When I’m driving and chatting through a Bluetooth speakerphone, I prefer gigantic, easy-to-access buttons. The $70 Jabra Journey lets me focus on driving, thanks to ginormous controls which are simple to find by feel alone. The unit’s pre-affixed clip grips the sun visor securely––requiring two hands to attach it––and the Journey stays put where its placed.
Reaching out to initiate or end a call, redial, or pump up the volume is a breeze, as the main call button looms large: It occupies almost a third of the Journey’s entire size. Even the smaller Voice button, which is tucked away at the top of the Journey, proved no problem to access. Another pleasing design attribute: All buttons deliver superb tactile feedback when pressed. Snappy, with just the right amount of depth.
Like I said, I’m all for mammoth buttons, but I also dig being able to go hands-free whenever possible. And the Journey makes some strides in this direction. For example, when the unit recognized the number of an incoming call, it announced the name and invited me to “Answer or Ignore.” (It obeyed either directive nicely.) Similarly, tapping the Voice button to activate my phone’s voice commands––“Call Scott work”–– worked well most of the time, but I had to roar occasionally, as the Journey sometimes misheard me.
On the call quality front, the Journey’s performance was up and down. During good calls, my voice sounded solid with no static or background noise. Others’ voices sounded clear and natural to me, too.

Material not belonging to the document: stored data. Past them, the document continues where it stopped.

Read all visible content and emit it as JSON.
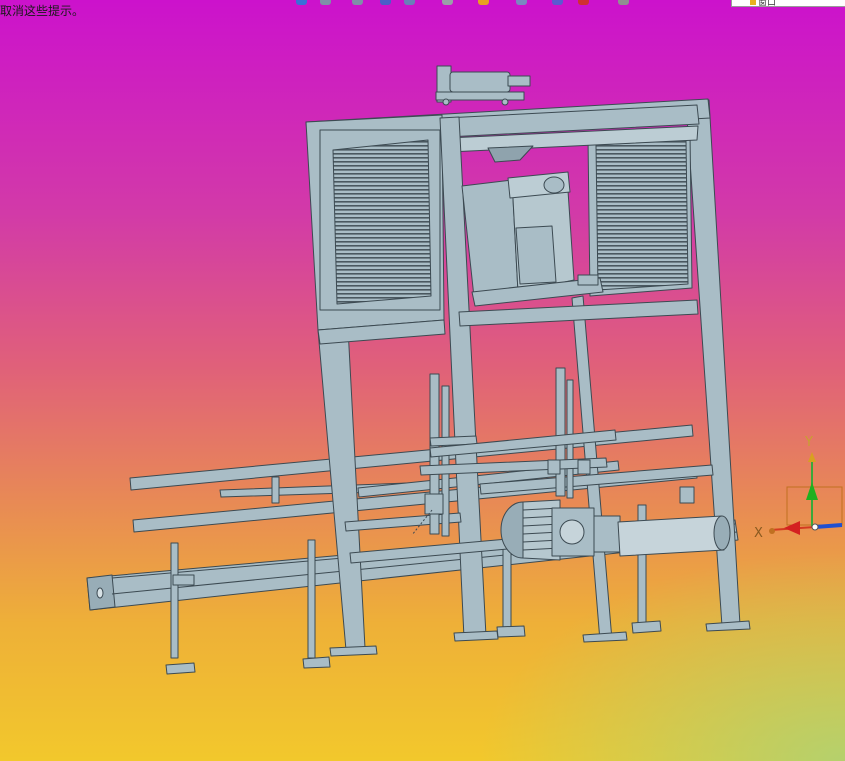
{
  "status": {
    "hint_text": "取消这些提示。"
  },
  "toolbar": {
    "icons": [
      {
        "name": "view-orientation-icon",
        "color": "#3a6fd8"
      },
      {
        "name": "zoom-fit-icon",
        "color": "#7f8fa8"
      },
      {
        "name": "zoom-area-icon",
        "color": "#7f8fa8"
      },
      {
        "name": "rotate-view-icon",
        "color": "#4a5ec8"
      },
      {
        "name": "section-view-icon",
        "color": "#6a7fb8"
      },
      {
        "name": "display-style-icon",
        "color": "#9aa0a8"
      },
      {
        "name": "hide-show-icon",
        "color": "#e8a020"
      },
      {
        "name": "edit-appearance-icon",
        "color": "#7a88c0"
      },
      {
        "name": "apply-scene-icon",
        "color": "#5a5ad0"
      },
      {
        "name": "view-settings-icon",
        "color": "#d03030"
      },
      {
        "name": "camera-icon",
        "color": "#909090"
      }
    ]
  },
  "view_selector": {
    "label": "窗口"
  },
  "triad": {
    "x_label": "X",
    "y_label": "Y",
    "x_color": "#d42020",
    "y_color": "#20b020",
    "z_color": "#2050d0"
  },
  "model": {
    "fill": "#a9bdc6",
    "stroke": "#3c4a52"
  }
}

During bad calls, however, callers moaned about my voice becoming too robotic and this felt jarring to them. Another caller groused about the overall tinny effect to my conversations.

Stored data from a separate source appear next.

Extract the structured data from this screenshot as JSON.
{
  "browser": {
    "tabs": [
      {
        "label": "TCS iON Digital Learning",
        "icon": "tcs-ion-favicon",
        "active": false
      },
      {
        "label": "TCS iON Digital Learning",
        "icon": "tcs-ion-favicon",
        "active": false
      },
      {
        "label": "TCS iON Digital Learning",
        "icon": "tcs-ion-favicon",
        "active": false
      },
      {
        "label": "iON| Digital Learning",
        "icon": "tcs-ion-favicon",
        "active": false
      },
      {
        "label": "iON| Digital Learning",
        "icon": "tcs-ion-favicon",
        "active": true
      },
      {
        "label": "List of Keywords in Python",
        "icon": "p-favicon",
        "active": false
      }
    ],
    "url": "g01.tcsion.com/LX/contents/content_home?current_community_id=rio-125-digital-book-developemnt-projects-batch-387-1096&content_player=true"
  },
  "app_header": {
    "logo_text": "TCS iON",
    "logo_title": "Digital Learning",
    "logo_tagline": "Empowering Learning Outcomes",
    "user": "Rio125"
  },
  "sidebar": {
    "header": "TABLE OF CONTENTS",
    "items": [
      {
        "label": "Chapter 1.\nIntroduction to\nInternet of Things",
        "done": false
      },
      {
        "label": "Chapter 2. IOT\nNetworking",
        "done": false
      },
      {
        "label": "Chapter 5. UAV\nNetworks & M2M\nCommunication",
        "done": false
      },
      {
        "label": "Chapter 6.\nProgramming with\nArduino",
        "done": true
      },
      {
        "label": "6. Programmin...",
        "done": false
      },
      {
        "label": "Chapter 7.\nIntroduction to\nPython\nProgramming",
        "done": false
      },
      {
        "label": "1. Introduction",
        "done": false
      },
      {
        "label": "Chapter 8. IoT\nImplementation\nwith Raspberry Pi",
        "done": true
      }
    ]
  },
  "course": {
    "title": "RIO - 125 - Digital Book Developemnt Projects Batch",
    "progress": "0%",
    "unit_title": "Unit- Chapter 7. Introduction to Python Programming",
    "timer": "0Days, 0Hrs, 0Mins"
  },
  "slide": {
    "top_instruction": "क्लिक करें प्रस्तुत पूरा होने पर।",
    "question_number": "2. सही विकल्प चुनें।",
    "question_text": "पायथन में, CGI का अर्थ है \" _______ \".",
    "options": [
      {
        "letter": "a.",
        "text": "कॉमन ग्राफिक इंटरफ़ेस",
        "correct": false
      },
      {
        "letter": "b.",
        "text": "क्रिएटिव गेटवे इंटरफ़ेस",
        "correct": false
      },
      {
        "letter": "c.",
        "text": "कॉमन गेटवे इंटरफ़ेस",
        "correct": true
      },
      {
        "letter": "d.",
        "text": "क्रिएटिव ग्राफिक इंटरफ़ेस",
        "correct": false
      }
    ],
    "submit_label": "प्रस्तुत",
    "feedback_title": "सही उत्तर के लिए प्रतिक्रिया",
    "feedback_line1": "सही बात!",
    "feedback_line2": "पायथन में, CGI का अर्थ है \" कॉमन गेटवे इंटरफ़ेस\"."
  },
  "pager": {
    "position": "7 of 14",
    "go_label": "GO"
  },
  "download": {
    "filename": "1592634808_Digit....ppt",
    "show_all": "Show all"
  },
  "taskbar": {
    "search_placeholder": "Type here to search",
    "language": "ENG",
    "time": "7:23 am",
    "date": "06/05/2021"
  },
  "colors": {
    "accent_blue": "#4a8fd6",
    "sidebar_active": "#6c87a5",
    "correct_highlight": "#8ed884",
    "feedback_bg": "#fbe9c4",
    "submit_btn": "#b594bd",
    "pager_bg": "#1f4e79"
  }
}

Even though callers were able to pick up on various background noise sources––my tunes and traffic noise (like the whoosh of passing vehicles when the windows were rolled down)––the Journey relegated these sounds to the background admirably. More kudos: On one jaunt, with heavy breezes funneling into my car through the open windows, a caller detected only mild choppiness which was impressive considering the windy conditions.